CPI do INSS aprova quebra de sigilo bancário de filho de Lula

Por Will Baldine | Jornal de Piracicaba |
| Tempo de leitura: 2 min
Reprodução
A medida foi aprovada sob a suspeita de que ele atue como “sócio oculto” em transações investigadas pela comissão
A medida foi aprovada sob a suspeita de que ele atue como “sócio oculto” em transações investigadas pela comissão

A Comissão Parlamentar de Inquérito (CPI) mista do INSS aprovou, na manhã desta quinta-feira (26), a quebra de sigilo bancário e fiscal de Fábio Luís Lula da Silva, conhecido como Lulinha, filho do presidente Luiz Inácio Lula da Silva. A medida foi aprovada sob a suspeita de que ele atue como “sócio oculto” em transações investigadas pela comissão.

A sessão foi suspensa após confusão e empurra-empurra entre parlamentares.

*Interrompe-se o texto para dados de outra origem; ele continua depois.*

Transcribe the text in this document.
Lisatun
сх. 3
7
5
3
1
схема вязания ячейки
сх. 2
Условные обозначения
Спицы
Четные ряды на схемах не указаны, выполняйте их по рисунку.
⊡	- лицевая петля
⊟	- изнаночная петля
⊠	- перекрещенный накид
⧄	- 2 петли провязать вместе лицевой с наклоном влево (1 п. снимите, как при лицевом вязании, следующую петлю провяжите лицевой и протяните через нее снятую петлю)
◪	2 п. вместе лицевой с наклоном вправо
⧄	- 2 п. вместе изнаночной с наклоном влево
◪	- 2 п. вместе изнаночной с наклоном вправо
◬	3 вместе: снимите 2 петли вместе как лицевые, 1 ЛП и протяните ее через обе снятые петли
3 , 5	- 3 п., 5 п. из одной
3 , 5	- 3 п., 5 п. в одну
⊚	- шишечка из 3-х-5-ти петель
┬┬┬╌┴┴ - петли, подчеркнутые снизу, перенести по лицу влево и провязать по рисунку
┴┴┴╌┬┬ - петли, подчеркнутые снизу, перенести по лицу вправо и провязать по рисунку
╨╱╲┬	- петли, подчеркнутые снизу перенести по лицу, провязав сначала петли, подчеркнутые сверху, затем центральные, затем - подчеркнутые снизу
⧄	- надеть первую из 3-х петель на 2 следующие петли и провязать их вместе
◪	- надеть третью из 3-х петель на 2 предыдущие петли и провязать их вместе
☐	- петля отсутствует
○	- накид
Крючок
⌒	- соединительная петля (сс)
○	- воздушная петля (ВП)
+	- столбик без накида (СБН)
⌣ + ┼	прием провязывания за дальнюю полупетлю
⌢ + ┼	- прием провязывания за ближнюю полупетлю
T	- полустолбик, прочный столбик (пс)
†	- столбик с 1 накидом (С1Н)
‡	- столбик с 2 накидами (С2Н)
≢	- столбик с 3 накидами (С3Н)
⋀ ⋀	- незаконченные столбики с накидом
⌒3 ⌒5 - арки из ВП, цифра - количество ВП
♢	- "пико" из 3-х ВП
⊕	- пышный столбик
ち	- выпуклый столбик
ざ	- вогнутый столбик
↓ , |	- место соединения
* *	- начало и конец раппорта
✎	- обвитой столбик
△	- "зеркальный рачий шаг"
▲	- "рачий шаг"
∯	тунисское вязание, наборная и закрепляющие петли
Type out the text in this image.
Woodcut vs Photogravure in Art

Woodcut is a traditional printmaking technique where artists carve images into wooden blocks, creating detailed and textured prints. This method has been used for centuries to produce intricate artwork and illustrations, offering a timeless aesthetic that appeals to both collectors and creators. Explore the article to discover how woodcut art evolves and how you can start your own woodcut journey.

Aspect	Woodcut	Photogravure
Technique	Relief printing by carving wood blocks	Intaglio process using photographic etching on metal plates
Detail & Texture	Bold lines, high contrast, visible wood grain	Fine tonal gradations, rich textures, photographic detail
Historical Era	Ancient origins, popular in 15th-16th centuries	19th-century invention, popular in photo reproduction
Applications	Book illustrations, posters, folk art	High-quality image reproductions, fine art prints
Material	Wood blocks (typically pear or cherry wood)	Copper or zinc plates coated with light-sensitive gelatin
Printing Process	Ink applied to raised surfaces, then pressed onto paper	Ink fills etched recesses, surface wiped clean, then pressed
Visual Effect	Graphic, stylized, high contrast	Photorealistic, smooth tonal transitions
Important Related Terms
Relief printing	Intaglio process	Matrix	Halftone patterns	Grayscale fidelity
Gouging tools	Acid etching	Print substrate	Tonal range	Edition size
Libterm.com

Deputados do PT, do União Brasil e do Novo se envolveram na discussão durante a análise dos requerimentos. A presidência da comissão interrompeu os trabalhos e retomou a reunião após a reorganização do plenário.

Saiba mais:

O relator da comissão, Alfredo Gaspar, afirmou que a decisão foi fundamentada em mensagens interceptadas no curso das investigações. Segundo ele, os registros indicariam Lulinha como destinatário de um pagamento no valor de R$ 300 mil. O relator declarou que a quebra de sigilo tem como objetivo verificar a origem e o destino dos recursos mencionados.

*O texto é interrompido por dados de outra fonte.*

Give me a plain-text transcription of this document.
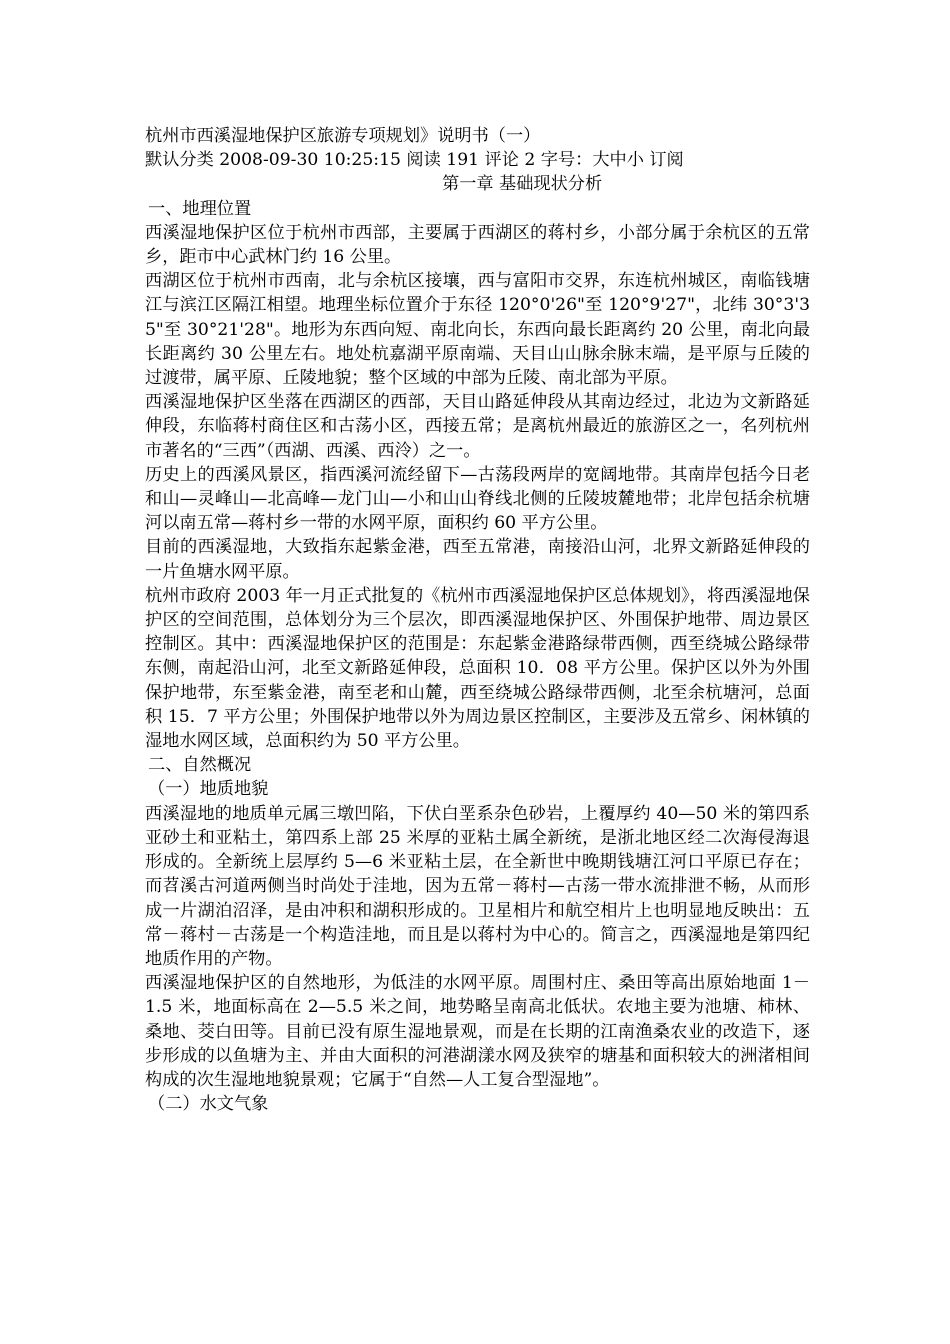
杭州市西溪湿地保护区旅游专项规划》说明书（一）
默认分类 2008-09-30 10:25:15 阅读 191 评论 2 字号：大中小 订阅
第一章 基础现状分析
一、地理位置
西溪湿地保护区位于杭州市西部，主要属于西湖区的蒋村乡，小部分属于余杭区的五常乡，距市中心武林门约 16 公里。
西湖区位于杭州市西南，北与余杭区接壤，西与富阳市交界，东连杭州城区，南临钱塘江与滨江区隔江相望。地理坐标位置介于东径 120°0'26"至 120°9'27"，北纬 30°3'35"至 30°21'28"。地形为东西向短、南北向长，东西向最长距离约 20 公里，南北向最长距离约 30 公里左右。地处杭嘉湖平原南端、天目山山脉余脉末端，是平原与丘陵的过渡带，属平原、丘陵地貌；整个区域的中部为丘陵、南北部为平原。
西溪湿地保护区坐落在西湖区的西部，天目山路延伸段从其南边经过，北边为文新路延伸段，东临蒋村商住区和古荡小区，西接五常；是离杭州最近的旅游区之一，名列杭州市著名的“三西”（西湖、西溪、西泠）之一。
历史上的西溪风景区，指西溪河流经留下—古荡段两岸的宽阔地带。其南岸包括今日老和山—灵峰山—北高峰—龙门山—小和山山脊线北侧的丘陵坡麓地带；北岸包括余杭塘河以南五常—蒋村乡一带的水网平原，面积约 60 平方公里。
目前的西溪湿地，大致指东起紫金港，西至五常港，南接沿山河，北界文新路延伸段的一片鱼塘水网平原。
杭州市政府 2003 年一月正式批复的《杭州市西溪湿地保护区总体规划》，将西溪湿地保护区的空间范围，总体划分为三个层次，即西溪湿地保护区、外围保护地带、周边景区控制区。其中：西溪湿地保护区的范围是：东起紫金港路绿带西侧，西至绕城公路绿带东侧，南起沿山河，北至文新路延伸段，总面积 10．08 平方公里。保护区以外为外围保护地带，东至紫金港，南至老和山麓，西至绕城公路绿带西侧，北至余杭塘河，总面积 15．7 平方公里；外围保护地带以外为周边景区控制区，主要涉及五常乡、闲林镇的湿地水网区域，总面积约为 50 平方公里。
二、自然概况
（一）地质地貌
西溪湿地的地质单元属三墩凹陷，下伏白垩系杂色砂岩，上覆厚约 40—50 米的第四系亚砂土和亚粘土，第四系上部 25 米厚的亚粘土属全新统，是浙北地区经二次海侵海退形成的。全新统上层厚约 5—6 米亚粘土层，在全新世中晚期钱塘江河口平原已存在；而苕溪古河道两侧当时尚处于洼地，因为五常－蒋村—古荡一带水流排泄不畅，从而形成一片湖泊沼泽，是由冲积和湖积形成的。卫星相片和航空相片上也明显地反映出：五常－蒋村－古荡是一个构造洼地，而且是以蒋村为中心的。简言之，西溪湿地是第四纪地质作用的产物。
西溪湿地保护区的自然地形，为低洼的水网平原。周围村庄、桑田等高出原始地面 1－1.5 米，地面标高在 2—5.5 米之间，地势略呈南高北低状。农地主要为池塘、柿林、桑地、茭白田等。目前已没有原生湿地景观，而是在长期的江南渔桑农业的改造下，逐步形成的以鱼塘为主、并由大面积的河港湖漾水网及狭窄的塘基和面积较大的洲渚相间构成的次生湿地地貌景观；它属于“自然—人工复合型湿地”。
（二）水文气象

A CPI também aprovou a convocação de um ex-assessor do presidente do Senado, Davi Alcolumbre, para prestar depoimento. De acordo com integrantes da comissão, a oitiva busca esclarecer a participação de agentes públicos e privados nos fatos apurados.

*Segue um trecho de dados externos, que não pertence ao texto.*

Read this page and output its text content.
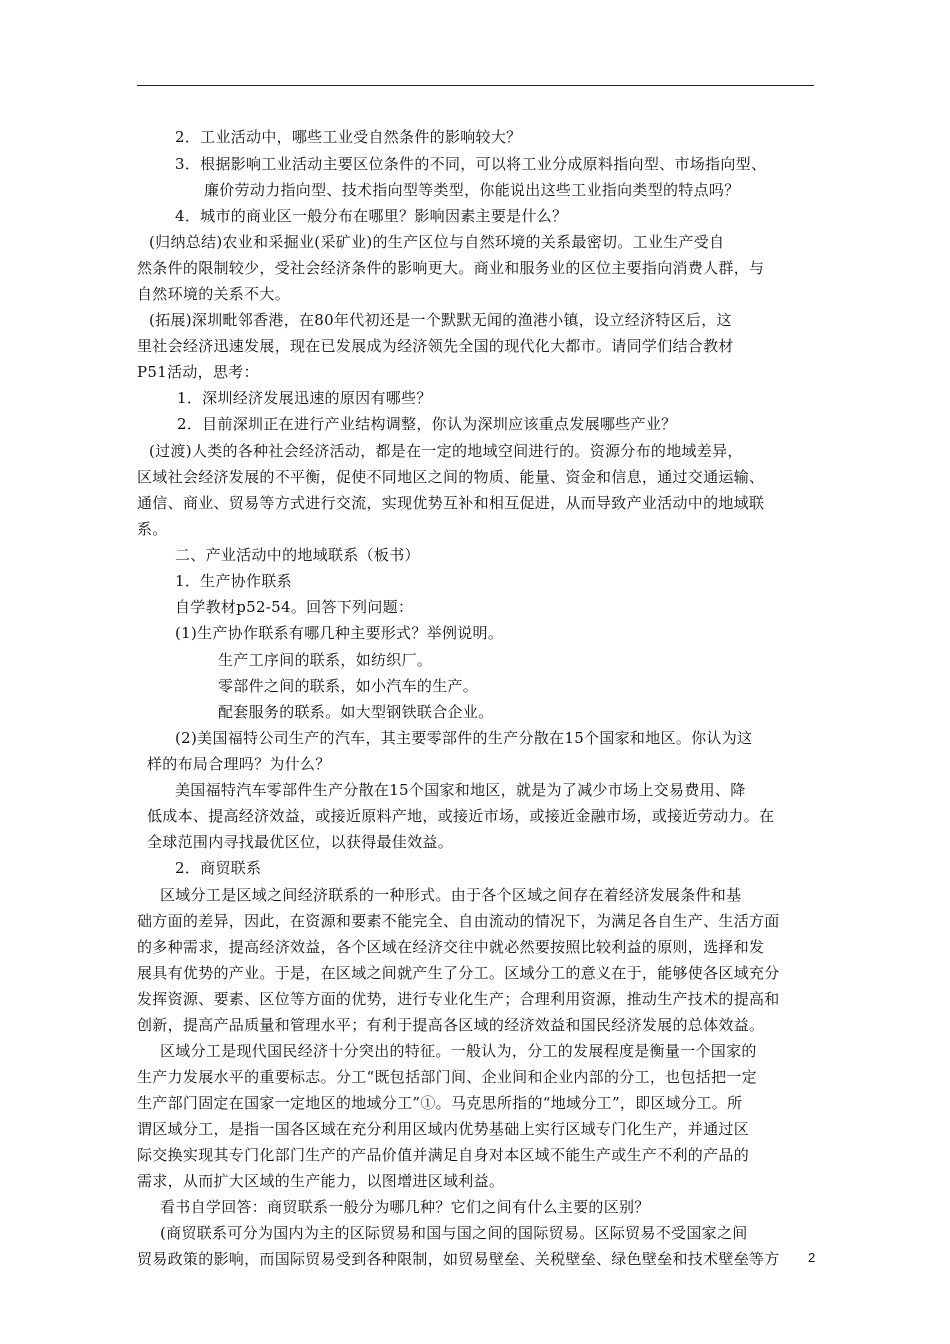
2．工业活动中，哪些工业受自然条件的影响较大？
3．根据影响工业活动主要区位条件的不同，可以将工业分成原料指向型、市场指向型、
廉价劳动力指向型、技术指向型等类型，你能说出这些工业指向类型的特点吗？
4．城市的商业区一般分布在哪里？影响因素主要是什么？
(归纳总结)农业和采掘业(采矿业)的生产区位与自然环境的关系最密切。工业生产受自
然条件的限制较少，受社会经济条件的影响更大。商业和服务业的区位主要指向消费人群，与
自然环境的关系不大。
(拓展)深圳毗邻香港，在80年代初还是一个默默无闻的渔港小镇，设立经济特区后，这
里社会经济迅速发展，现在已发展成为经济领先全国的现代化大都市。请同学们结合教材
P51活动，思考：
1．深圳经济发展迅速的原因有哪些？
2．目前深圳正在进行产业结构调整，你认为深圳应该重点发展哪些产业？
(过渡)人类的各种社会经济活动，都是在一定的地域空间进行的。资源分布的地域差异，
区域社会经济发展的不平衡，促使不同地区之间的物质、能量、资金和信息，通过交通运输、
通信、商业、贸易等方式进行交流，实现优势互补和相互促进，从而导致产业活动中的地域联
系。
二、产业活动中的地域联系（板书）
1．生产协作联系
自学教材p52-54。回答下列问题：
(1)生产协作联系有哪几种主要形式？举例说明。
生产工序间的联系，如纺织厂。
零部件之间的联系，如小汽车的生产。
配套服务的联系。如大型钢铁联合企业。
(2)美国福特公司生产的汽车，其主要零部件的生产分散在15个国家和地区。你认为这
样的布局合理吗？为什么？
美国福特汽车零部件生产分散在15个国家和地区，就是为了减少市场上交易费用、降
低成本、提高经济效益，或接近原料产地，或接近市场，或接近金融市场，或接近劳动力。在
全球范围内寻找最优区位，以获得最佳效益。
2．商贸联系
区域分工是区域之间经济联系的一种形式。由于各个区域之间存在着经济发展条件和基
础方面的差异，因此，在资源和要素不能完全、自由流动的情况下，为满足各自生产、生活方面
的多种需求，提高经济效益，各个区域在经济交往中就必然要按照比较利益的原则，选择和发
展具有优势的产业。于是，在区域之间就产生了分工。区域分工的意义在于，能够使各区域充分
发挥资源、要素、区位等方面的优势，进行专业化生产；合理利用资源，推动生产技术的提高和
创新，提高产品质量和管理水平；有利于提高各区域的经济效益和国民经济发展的总体效益。
区域分工是现代国民经济十分突出的特征。一般认为，分工的发展程度是衡量一个国家的
生产力发展水平的重要标志。分工“既包括部门间、企业间和企业内部的分工，也包括把一定
生产部门固定在国家一定地区的地域分工”①。马克思所指的“地域分工”，即区域分工。所
谓区域分工，是指一国各区域在充分利用区域内优势基础上实行区域专门化生产，并通过区
际交换实现其专门化部门生产的产品价值并满足自身对本区域不能生产或生产不利的产品的
需求，从而扩大区域的生产能力，以图增进区域利益。
看书自学回答：商贸联系一般分为哪几种？它们之间有什么主要的区别？
(商贸联系可分为国内为主的区际贸易和国与国之间的国际贸易。区际贸易不受国家之间
贸易政策的影响，而国际贸易受到各种限制，如贸易壁垒、关税壁垒、绿色壁垒和技术壁垒等方 2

Além disso, foram aprovados requerimentos para a quebra de sigilo bancário e fiscal do Banco Master. A comissão também decidiu convocar o ex-CEO da instituição financeira para depor. Os parlamentares informaram que as medidas integram um conjunto de diligências voltadas à apuração de movimentações financeiras relacionadas ao objeto da investigação.

A CPI mista do INSS foi instalada para investigar possíveis irregularidades envolvendo recursos e contratos vinculados ao instituto. A comissão é composta por deputados e senadores e tem prazo determinado para a conclusão dos trabalhos, podendo ser prorrogado mediante deliberação do Congresso Nacional.